Geoff Hart (fwd): Spurious lawsuits and techwhirlers

Subject: Geoff Hart (fwd): Spurious lawsuits and techwhirlers
From: Ben Kovitz <apteryx -at- CHISP -dot- NET>
Date: Tue, 9 Mar 1999 13:03:12 -0700

From: "Geoffrey Hart" <Geoff-h -at- mtl -dot- feric -dot- ca>
Organization: feric
To: geoff-techwhirl -at- raycomm -dot- com
Date: Tue, 9 Mar 1999 08:48:39 -0500
MIME-Version: 1.0
Subject: Spurious lawsuits and techwhirlers
Reply-to: Geoff-h -at- mtl -dot- feric -dot- ca
CC: apteryx -at- CHISP -dot- NET
Priority: normal

Missed the start of this thread, but if I've got the attributions right,
Matt Ion remarked: <<the woman who spilled the McDonalds
coffee in her lap, sued the restaurant claiming it was "too
hot", and won a large settlement. Golly, coffee that's hot?
What will they think of next? And yet many coffee shops
(Starbucks, for example) now have printed warnings on their

I'm not a lawyer, and I can't cite chapter and verse to document
what I'm about to say, but the McDonald's case is a good bad
example. We discussed this on copyediting-l a few years back,
and it turns out the problem was not that the coffee was hot, but
rather that McDonald's had repeatedly ignored court warnings to
reduce the temperature to which they heated the water (apparently
in an effort to extract every last microgram of caffeine from the
ground beans); well-made coffee is definitely hot enough to burn
you, but it won't scald you as badly as the overheated stuff, and
that was the reason for the punitive damages. Starbucks' warning
is an overreaction and a misunderstanding of the facts. <Fe> A
simpler solution would have been to ask each employee to hand
over the coffee with a wince and a muttered "Ouch! Careful, it's
hot". Of course, that would mean the techwhirlers at Starbucks
would be out of work, so I suppose we can be glad they opted for
the written warning.</Fe> Hang in there; there _is_ a real
techwhirler tie-in further down the message.

Ben Kovitz responded <<The news media, however, does not
report on the millions of sensible decisions that get made in
the legal system each year.>>

Very true. Nonetheless, if yours is the company nailed with a
$10 million damages bill because you didn't have your
warnings in order, the overall justice of the system ("justice
system" is my favorite oxymoron) doesn't take much of the
sting out of the result. Again, speaking as a layman not a
lawyer, there appear to be two main causes for the American
reputation for spurious lawsuits. First, the culture of North
America is one of victimhood and denial of personal
responsibility, and this can't help but be reflected in the
courts. Second, any trial involving a jury relies as much on
manipulating the emotions of the jury as on a careful
consideration of well-presented and well-documented facts.
Taken together, these factors suggest that it's amazing the
system works "right" as often as it does.

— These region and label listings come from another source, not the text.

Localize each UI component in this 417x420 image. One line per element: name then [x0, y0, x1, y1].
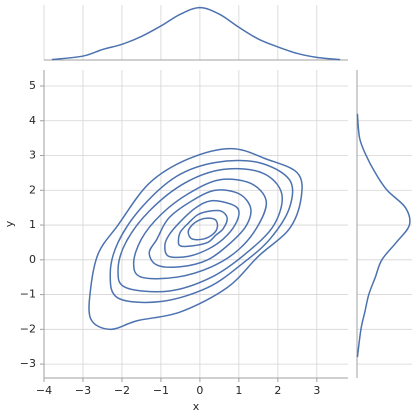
contour-line: [132, 178, 268, 280]
x-tick-label: −2: [114, 384, 130, 397]
x-tick-label: 0: [196, 384, 203, 397]
y-tick-label: 5: [29, 79, 36, 92]
marginal-density: [51, 6, 341, 61]
y-tick-label: −2: [20, 322, 36, 335]
x-tick-label: −1: [153, 384, 169, 397]
y-tick-label: 4: [29, 114, 36, 127]
y-tick-label: 3: [29, 149, 36, 162]
x-tick-label: −4: [36, 384, 52, 397]
marginal-density: [356, 113, 411, 358]
y-tick-label: −1: [20, 288, 36, 301]
y-tick-label: 0: [29, 253, 36, 266]
contour-line: [109, 159, 294, 304]
contour-line: [88, 147, 303, 331]
y-tick-label: 2: [29, 183, 36, 196]
x-tick-label: 1: [235, 384, 242, 397]
x-tick-label: 3: [313, 384, 320, 397]
x-axis-label: x: [193, 400, 200, 413]
contour-line: [164, 199, 240, 259]
x-tick-label: −3: [75, 384, 91, 397]
y-axis-label: y: [3, 220, 16, 227]
contour-line: [117, 167, 283, 293]
y-tick-label: 1: [29, 218, 36, 231]
x-tick-label: 2: [274, 384, 281, 397]
contour-line: [177, 209, 228, 248]
contour-line: [148, 189, 252, 268]
y-tick-label: −3: [20, 357, 36, 370]
contour-line: [187, 217, 219, 241]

<<The second reason is that lawyers have considerable
financial interest in scaring the bejeezus out of people with
deep pockets.>>

Furthermore, in the U.S. at least, lawyers can work on
commission, with no payment up front. So there's an
almighty incentive to go for the big bucks rather than merely
settling for a reasonable amount. Unlike Ben, I'm much more
inclined to bash lawyers. I know several who are reasonably
decent human beings, but all that changes when they don
their courtroom garb; I've never met one who believed in
having an equal responsibility to society and to the client. It
frankly scares me that the legal system no longer understands
its social role. That's a big oversimplification, and off-topic,
but there you have it.

I promised a techwhirler tie-in, and here it is: I've just done a
sketchy audience analysis over the past few paragraphs, and
with that analysis in hand, you can understand some of what
you need to do to meet the audience's needs as well as those
of your employer. As a technical writer, you must be keenly
aware that your products will be used within this societal
context: people don't expect to have to take their own
precautions, and courts expect to nail you for big damages if
you don't account for this fact. As a result, to protect both
your audience and your client or employer, you have no
choice other than to err on the side of caution. Where there
are any possibilities whatsoever of harm to the users of your
product, you must point these possibilities out to the
designers and document your efforts to have the problem
fixed; the corporate legal people can sometimes be your allies
in this. Where you can't get something changed, you must
document that you tried, and then make sure the problem is
clearly identified in the documentation. If there's a way
someone can get hurt, you need to discover it yourself,
ideally not hurting yourself in the process, document your
research for your files, and write documentation that
explicitly and rigorously guides users away from that
dangerous path. In the end, "good faith efforts" still count for
something in court, and your product and internal
documentation is your only proof that you made these efforts.

--Geoff Hart @8^{)} Pointe-Claire, Quebec
geoff-h -at- mtl -dot- feric -dot- ca

"Patience comes to those who wait."--Anon.